Slow Politics benützt daher offene Arbeitsgruppen und Social Media: Dialog, appreciative inquiry, World Café, Web 2.0, Twitter, Die Art wie AmericaSpeaks funktioniert, kgotla…
Kommen wir zurück nach Österreich, zu meiner Arbeit in der Wiener Kommunalpolitik, meinen Erfahrungen und Rückschlüsse.
Politik ist mitunter ein rasend schnelles Geschäft. Wenn eine Partei – egal ob regierende oder andere Oppositionspartei – etwas auf den Tisch legt, erwarten sich alle, und hier insbesonders die Medien – dass man ganz schnell eine Antwort parat hat, ob man einen Vorschlag ablehnt oder befürwortet, oder was man vielleicht anders machen möchte. (Dass in der österreichischen Parteien-Unkultur Vorschläge der Anderen grundsätzlich abgelehnt werden, kann ich hier jetzt nicht behandeln und würde einen eigenen Blogbeitrag Wert sein.) Am Besten ist es übrigens überhaupt, die Aussendung rattert 10 Minuten später über die Agenturen. Denn wer nach 14 Uhr aussendet läuft Gefahr nicht mehr wahrgenommen zu werden. Redaktionsschluss und so. Und da passieren schon mal Aussendungen, die man sogar selbst am nächsten Tag fast vergessen hätte, außer man liest sie dann doch in den Zeitungen. Ungeheuer viel Energie wird hier für wenig Produktives verwendet.

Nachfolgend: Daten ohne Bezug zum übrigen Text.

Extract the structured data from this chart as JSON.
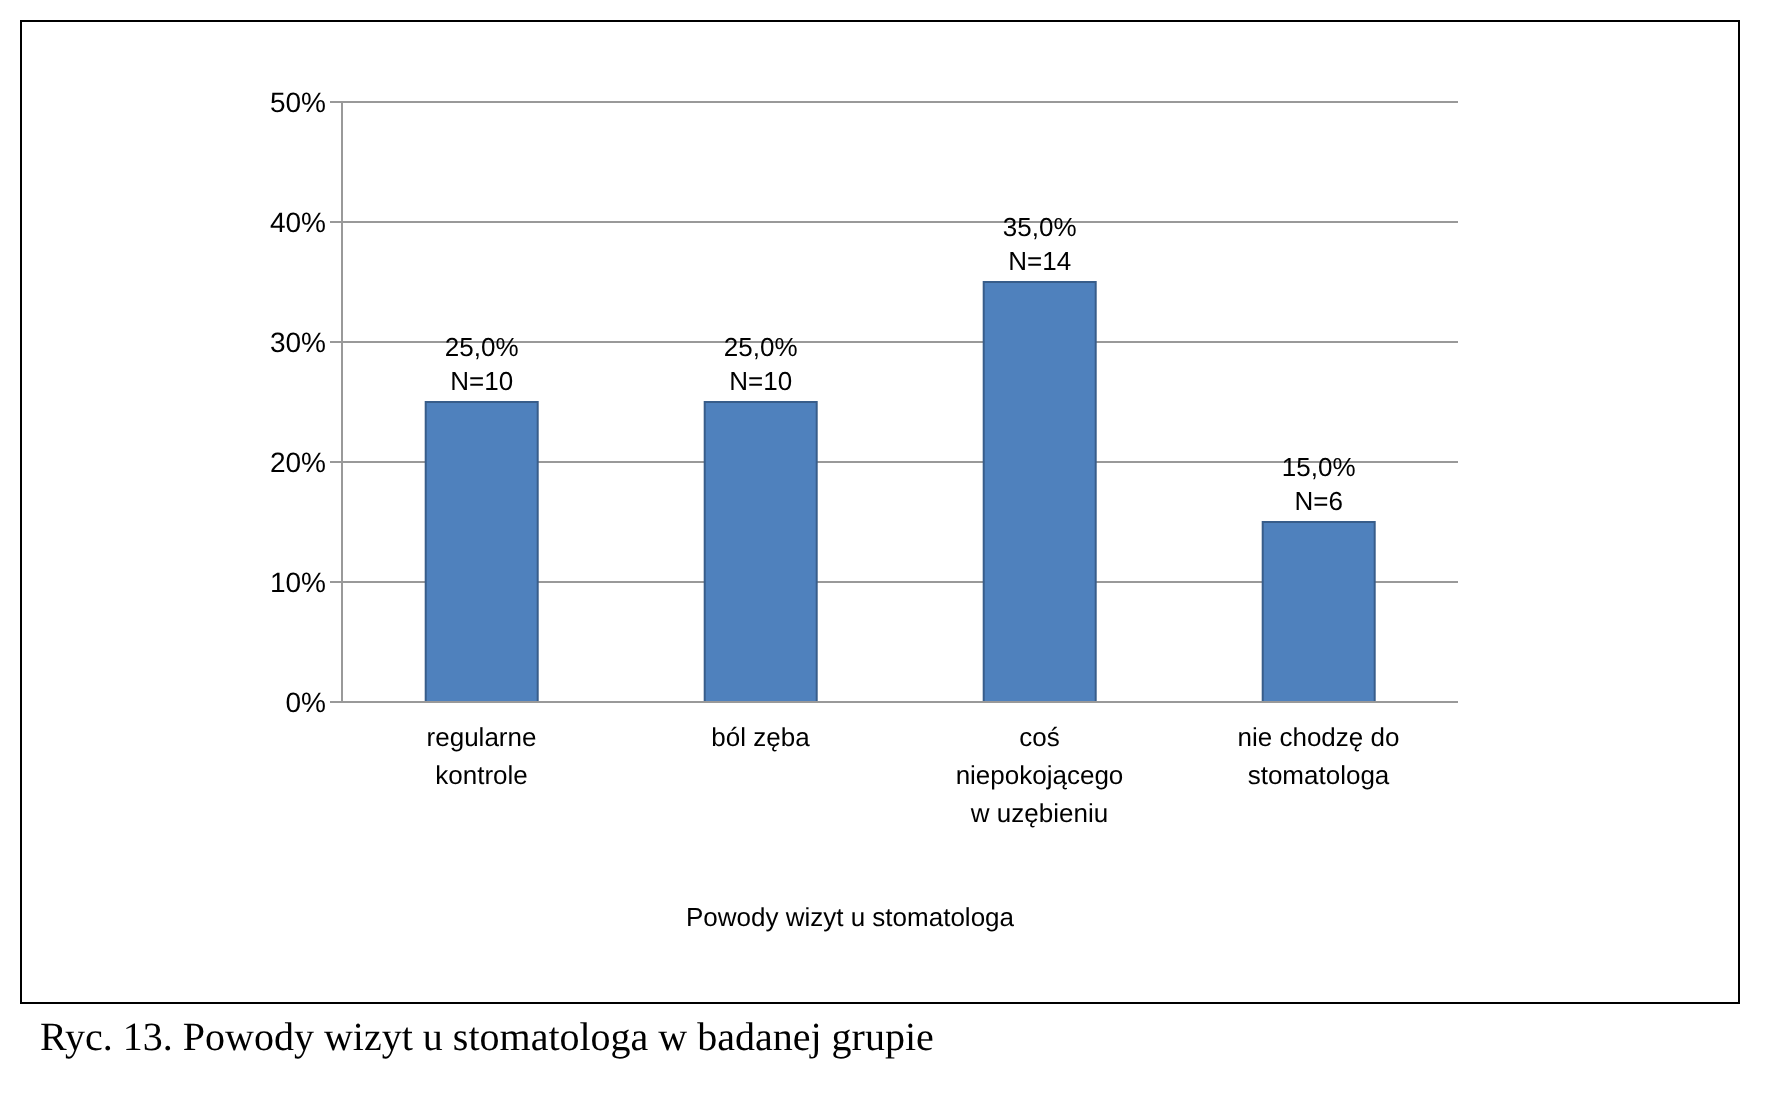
{
  "chart_data": {
    "type": "bar",
    "xlabel": "Powody wizyt  u stomatologa",
    "categories": [
      "regularne kontrole",
      "ból zęba",
      "coś niepokojącego w uzębieniu",
      "nie chodzę do stomatologa"
    ],
    "values": [
      25,
      25,
      35,
      15
    ],
    "color": "#4f81bd",
    "value_labels": [
      "25,0%\nN=10",
      "25,0%\nN=10",
      "35,0%\nN=14",
      "15,0%\nN=6"
    ],
    "ylim": [
      0,
      50
    ],
    "yticks": [
      {
        "value": 0,
        "label": "0%"
      },
      {
        "value": 10,
        "label": "10%"
      },
      {
        "value": 20,
        "label": "20%"
      },
      {
        "value": 30,
        "label": "30%"
      },
      {
        "value": 40,
        "label": "40%"
      },
      {
        "value": 50,
        "label": "50%"
      }
    ],
    "grid": "y",
    "legend": false,
    "annotations": [
      "Ryc. 13. Powody wizyt u stomatologa w badanej grupie"
    ]
  }
}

Die Initiative Grüne Vorwahlen hat in den letzten Monaten die Diskussion innerhalb und außerhalb der Grünen Wien stark dominiert. Ein wesentlicher (und mein wesentlichster) Bestandteil der Diskussion war die Frage nach demokratischer Partizipation. Aber auch hier wurde das spannende und lohnenswerte Thema schnell zu einem medialen Instrument. Schnell musste es gehen. Hopphopp.
Tatsächlich habe ich den vier Jahren Tätigkeit im Gemeinderat den Eindruck gewonnen, dass es der Alltagspolitik zu oft an Seriosität mangelt. Schnellschüsse und „Sager“ sind oft wichtiger, als das was entwickelt werden könnte und diskutiert werden müsste. Und zwar mit offenem Ausgang!
Slow Politics will aber genau das: Abstand gewinnen, ein Thema mal auf die Seite legen und andere darüber diskutieren lassen, um dann noch einmal mit frischem Blick hinschauen zu können. Und zuzuhören. Es geht auch darum, KnowHow einer Gesellschaft und von Expertinnen und Experten zu nützen, die sonst nie die Möglichkeit haben, an politischen Entscheidungsfindungen teilzunehmen.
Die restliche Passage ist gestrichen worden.